I've always held this show in high regard--from hearing of its Broadway bow to rave reviews, to watching a production number on the Tony's, to seeing it in Chicago in 2007 and 2009--but there has also been something of an asterisk in my mind.
"Jersey Boys is great...for a jukebox musical," I've thought, "but even though it's wonderfully entertaining, because of the ready-made songs, it's not a work of artistic brilliance on par with The Producers, Avenue Q, Hairspray or Wicked" to name a few shows that topped my list of Favorite Musicals of the '00s, where I bestowed this one with Honorable Mention.
I still wouldn't leapfrog Jersey Boys to the top of that list, but it belongs in the Top 10 and I now realize that any mental asterisk is absurd. Especially after many lesser jukebox musicals have amplified that this is not only the best biographical rock musical yet created, but also works surprisingly well as a resonant piece of narrative theater.
Maybe, although specific comparisons fail me, the current Chicago cast is particularly stellar--Joseph Leo Bwarie is especially amazing as Frankie Valli, hitting the falsettos about as well as one could imagine--but I think the shortcomings of similar-type shows have helped me appreciate just how good the source material is here, well beyond the cascade of catchy songs.
I now more acutely recognize that in telling the story of Frankie Valli & the Four Seasons, Jersey Boys--like any good work of drama, whether fiction or non--tells a much more universal tale. Sure, just at face value, the biography of Valli, Tommy DeVito, Bob Gaudio and Nick Massi would also serve a compelling Behind the Music episode, and the smart, funny script quite compellingly gives each of the four 'Seasons' their turn to narrate personal, shared and at times divisive recollections.
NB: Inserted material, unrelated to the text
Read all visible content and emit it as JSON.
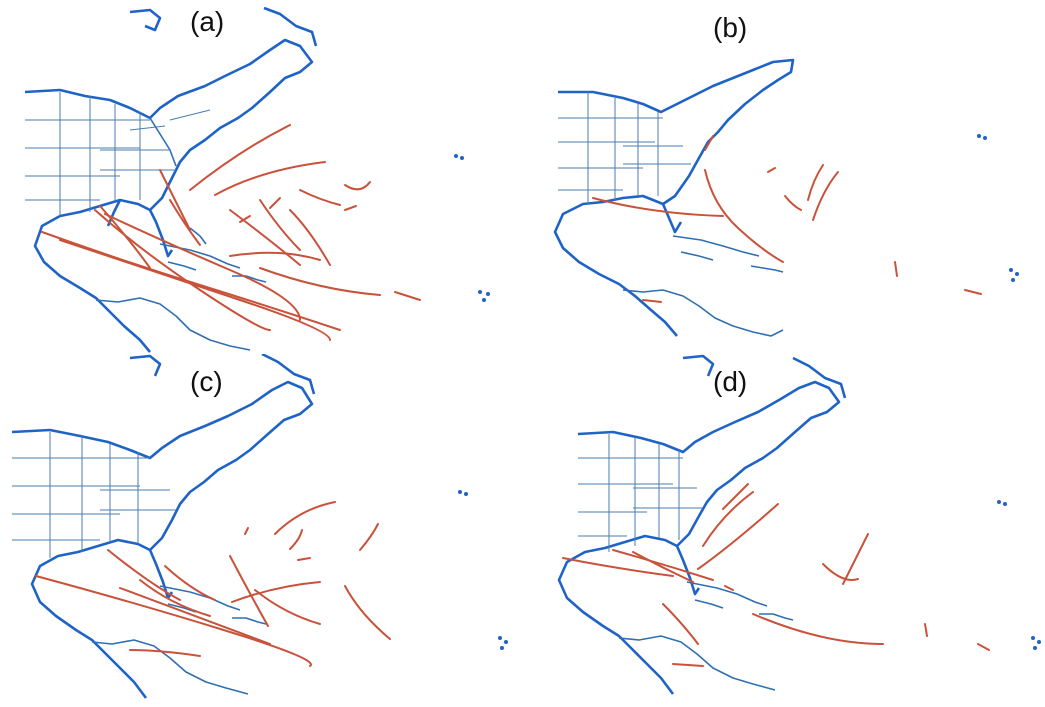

But even if one doesn't much care about this particular band hailing from Belleville, NJ, more than many other works of stage and screen I've seen, Jersey Boys emotionally engages as a story of friendship, of a time and place gone by, of struggle and triumph, of love, loyalty and loss, of the creative process and of much, much more.
If you've seen Jersey Boys before and liked it enough to see it again, the production and cast in Chicago is every bit as good as you'd hope (Preston Truman Boyd, John Gardiner and Michael Lomenda star alongside the aformentioned Bwarie).
And if you've never seen this show, but love well-written story-based Broadway musicals and/or the jukebox variety featuring glorious pop harmonies--like a friend who just saw it for the first time and is already planning a return visit with others--you won't want to miss it.